Overview
This lesson turns the A3 test into useful revision. The aim is not just to know the mark, but to
identify which mechanics models need more practice and how your answers can become clearer.
What You Need to Know
- Good corrections show why the original answer lost marks.
- A3 mistakes often come from choosing the wrong model, using unclear directions, or skipping a force
diagram.
- Written explanations should connect cause and effect, such as speed increasing drag or pressure
difference causing upthrust.
- The best review ends with a small number of specific revision targets.
How to Work Through It
- Start by sorting mistakes into topic areas and error types.
- Rewrite weak answers with corrected diagrams, equations, units, or explanation chains.
- Reattempt one or two questions from the weakest areas without looking at the mark scheme.
- Finish with a short revision plan for the A3 ideas that still feel insecure.
Check Your Understanding
- Can you explain why each corrected answer is now stronger?
- Which A3 model did you choose incorrectly most often?
- Are the remaining gaps conceptual, mathematical, or presentational?

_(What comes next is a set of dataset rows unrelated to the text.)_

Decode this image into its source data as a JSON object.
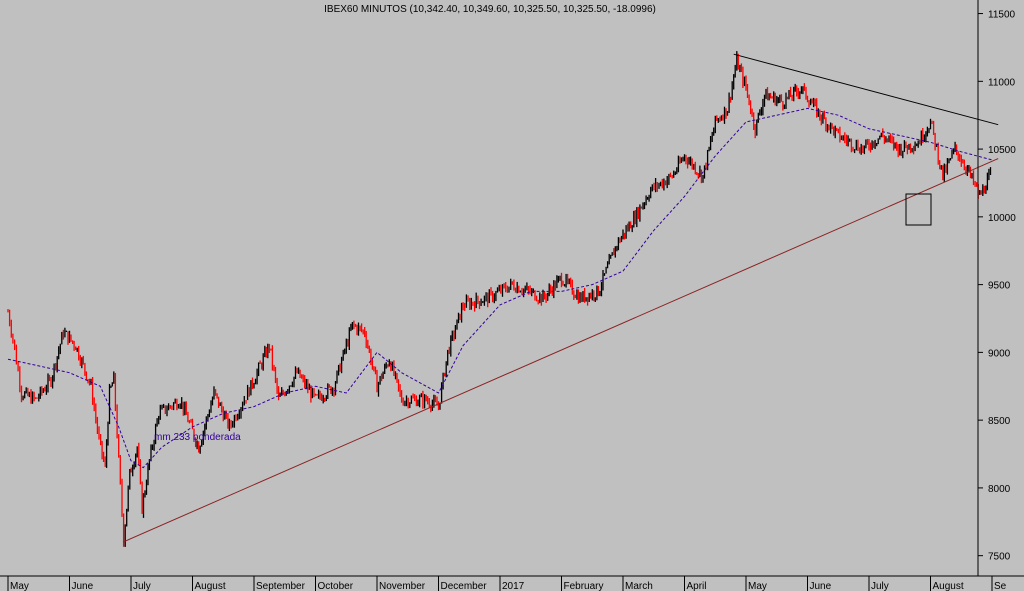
{
  "chart_data": {
    "type": "candlestick",
    "title": "IBEX60 MINUTOS (10,342.40, 10,349.60, 10,325.50, 10,325.50, -18.0996)",
    "ylim": [
      7350,
      11600
    ],
    "y_ticks": [
      7500,
      8000,
      8500,
      9000,
      9500,
      10000,
      10500,
      11000,
      11500
    ],
    "x_ticks": [
      {
        "label": "May",
        "m": 0
      },
      {
        "label": "June",
        "m": 1
      },
      {
        "label": "July",
        "m": 2
      },
      {
        "label": "August",
        "m": 3
      },
      {
        "label": "September",
        "m": 4
      },
      {
        "label": "October",
        "m": 5
      },
      {
        "label": "November",
        "m": 6
      },
      {
        "label": "December",
        "m": 7
      },
      {
        "label": "2017",
        "m": 8
      },
      {
        "label": "February",
        "m": 9
      },
      {
        "label": "March",
        "m": 10
      },
      {
        "label": "April",
        "m": 11
      },
      {
        "label": "May",
        "m": 12
      },
      {
        "label": "June",
        "m": 13
      },
      {
        "label": "July",
        "m": 14
      },
      {
        "label": "August",
        "m": 15
      },
      {
        "label": "Se",
        "m": 16
      }
    ],
    "price": [
      {
        "m": 0.0,
        "v": 9300
      },
      {
        "m": 0.08,
        "v": 9100
      },
      {
        "m": 0.22,
        "v": 8700
      },
      {
        "m": 0.45,
        "v": 8650
      },
      {
        "m": 0.7,
        "v": 8800
      },
      {
        "m": 0.9,
        "v": 9150
      },
      {
        "m": 1.1,
        "v": 9050
      },
      {
        "m": 1.35,
        "v": 8750
      },
      {
        "m": 1.48,
        "v": 8350
      },
      {
        "m": 1.58,
        "v": 8150
      },
      {
        "m": 1.65,
        "v": 8700
      },
      {
        "m": 1.72,
        "v": 8800
      },
      {
        "m": 1.8,
        "v": 8200
      },
      {
        "m": 1.88,
        "v": 7620
      },
      {
        "m": 1.98,
        "v": 8100
      },
      {
        "m": 2.1,
        "v": 8300
      },
      {
        "m": 2.18,
        "v": 7850
      },
      {
        "m": 2.3,
        "v": 8200
      },
      {
        "m": 2.45,
        "v": 8550
      },
      {
        "m": 2.8,
        "v": 8650
      },
      {
        "m": 3.1,
        "v": 8300
      },
      {
        "m": 3.35,
        "v": 8700
      },
      {
        "m": 3.6,
        "v": 8450
      },
      {
        "m": 3.95,
        "v": 8750
      },
      {
        "m": 4.25,
        "v": 9050
      },
      {
        "m": 4.4,
        "v": 8650
      },
      {
        "m": 4.7,
        "v": 8850
      },
      {
        "m": 5.0,
        "v": 8650
      },
      {
        "m": 5.3,
        "v": 8750
      },
      {
        "m": 5.6,
        "v": 9200
      },
      {
        "m": 5.8,
        "v": 9150
      },
      {
        "m": 6.0,
        "v": 8750
      },
      {
        "m": 6.2,
        "v": 8950
      },
      {
        "m": 6.4,
        "v": 8650
      },
      {
        "m": 6.8,
        "v": 8650
      },
      {
        "m": 7.0,
        "v": 8600
      },
      {
        "m": 7.15,
        "v": 9000
      },
      {
        "m": 7.4,
        "v": 9350
      },
      {
        "m": 7.8,
        "v": 9400
      },
      {
        "m": 8.2,
        "v": 9500
      },
      {
        "m": 8.7,
        "v": 9400
      },
      {
        "m": 9.0,
        "v": 9550
      },
      {
        "m": 9.3,
        "v": 9400
      },
      {
        "m": 9.6,
        "v": 9450
      },
      {
        "m": 9.9,
        "v": 9800
      },
      {
        "m": 10.2,
        "v": 10000
      },
      {
        "m": 10.45,
        "v": 10200
      },
      {
        "m": 10.8,
        "v": 10300
      },
      {
        "m": 11.0,
        "v": 10450
      },
      {
        "m": 11.3,
        "v": 10300
      },
      {
        "m": 11.5,
        "v": 10700
      },
      {
        "m": 11.7,
        "v": 10800
      },
      {
        "m": 11.85,
        "v": 11150
      },
      {
        "m": 12.0,
        "v": 10950
      },
      {
        "m": 12.15,
        "v": 10650
      },
      {
        "m": 12.3,
        "v": 10900
      },
      {
        "m": 12.6,
        "v": 10850
      },
      {
        "m": 12.9,
        "v": 10950
      },
      {
        "m": 13.2,
        "v": 10750
      },
      {
        "m": 13.5,
        "v": 10600
      },
      {
        "m": 13.9,
        "v": 10500
      },
      {
        "m": 14.2,
        "v": 10600
      },
      {
        "m": 14.5,
        "v": 10500
      },
      {
        "m": 14.8,
        "v": 10550
      },
      {
        "m": 15.0,
        "v": 10700
      },
      {
        "m": 15.2,
        "v": 10300
      },
      {
        "m": 15.4,
        "v": 10500
      },
      {
        "m": 15.6,
        "v": 10350
      },
      {
        "m": 15.8,
        "v": 10150
      },
      {
        "m": 16.0,
        "v": 10330
      }
    ],
    "moving_average": {
      "label": "mm 233 ponderada",
      "points": [
        {
          "m": 0.0,
          "v": 8950
        },
        {
          "m": 0.5,
          "v": 8900
        },
        {
          "m": 1.0,
          "v": 8850
        },
        {
          "m": 1.5,
          "v": 8750
        },
        {
          "m": 1.8,
          "v": 8450
        },
        {
          "m": 2.0,
          "v": 8200
        },
        {
          "m": 2.2,
          "v": 8150
        },
        {
          "m": 2.5,
          "v": 8300
        },
        {
          "m": 3.0,
          "v": 8450
        },
        {
          "m": 3.5,
          "v": 8550
        },
        {
          "m": 4.0,
          "v": 8600
        },
        {
          "m": 4.5,
          "v": 8700
        },
        {
          "m": 5.0,
          "v": 8750
        },
        {
          "m": 5.5,
          "v": 8700
        },
        {
          "m": 6.0,
          "v": 9000
        },
        {
          "m": 6.4,
          "v": 8850
        },
        {
          "m": 7.0,
          "v": 8700
        },
        {
          "m": 7.4,
          "v": 9050
        },
        {
          "m": 8.0,
          "v": 9350
        },
        {
          "m": 8.5,
          "v": 9450
        },
        {
          "m": 9.0,
          "v": 9450
        },
        {
          "m": 9.5,
          "v": 9500
        },
        {
          "m": 10.0,
          "v": 9600
        },
        {
          "m": 10.5,
          "v": 9900
        },
        {
          "m": 11.0,
          "v": 10150
        },
        {
          "m": 11.5,
          "v": 10450
        },
        {
          "m": 12.0,
          "v": 10700
        },
        {
          "m": 12.5,
          "v": 10750
        },
        {
          "m": 13.0,
          "v": 10800
        },
        {
          "m": 13.5,
          "v": 10750
        },
        {
          "m": 14.0,
          "v": 10650
        },
        {
          "m": 14.5,
          "v": 10600
        },
        {
          "m": 15.0,
          "v": 10550
        },
        {
          "m": 15.5,
          "v": 10480
        },
        {
          "m": 16.0,
          "v": 10420
        }
      ]
    },
    "trendlines": [
      {
        "from": {
          "m": 1.87,
          "v": 7600
        },
        "to": {
          "m": 16.1,
          "v": 10430
        },
        "color": "#8b2323"
      },
      {
        "from": {
          "m": 11.8,
          "v": 11200
        },
        "to": {
          "m": 16.1,
          "v": 10680
        },
        "color": "#000000"
      }
    ],
    "colors": {
      "background": "#c0c0c0",
      "up": "#000000",
      "down": "#ff0000",
      "average": "#330099"
    }
  }
}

- What would you revise first if A3 appeared again next week?
Common Mistakes
- Copying the correct answer without fixing the reasoning.
- Treating calculation slips and concept gaps as the same type of problem.
- Leaving feedback as a score rather than turning it into action.
Next Steps
- Keep corrected A3 answers as revision examples.
- Use the review plan to strengthen mechanics before the next AS topic builds on it.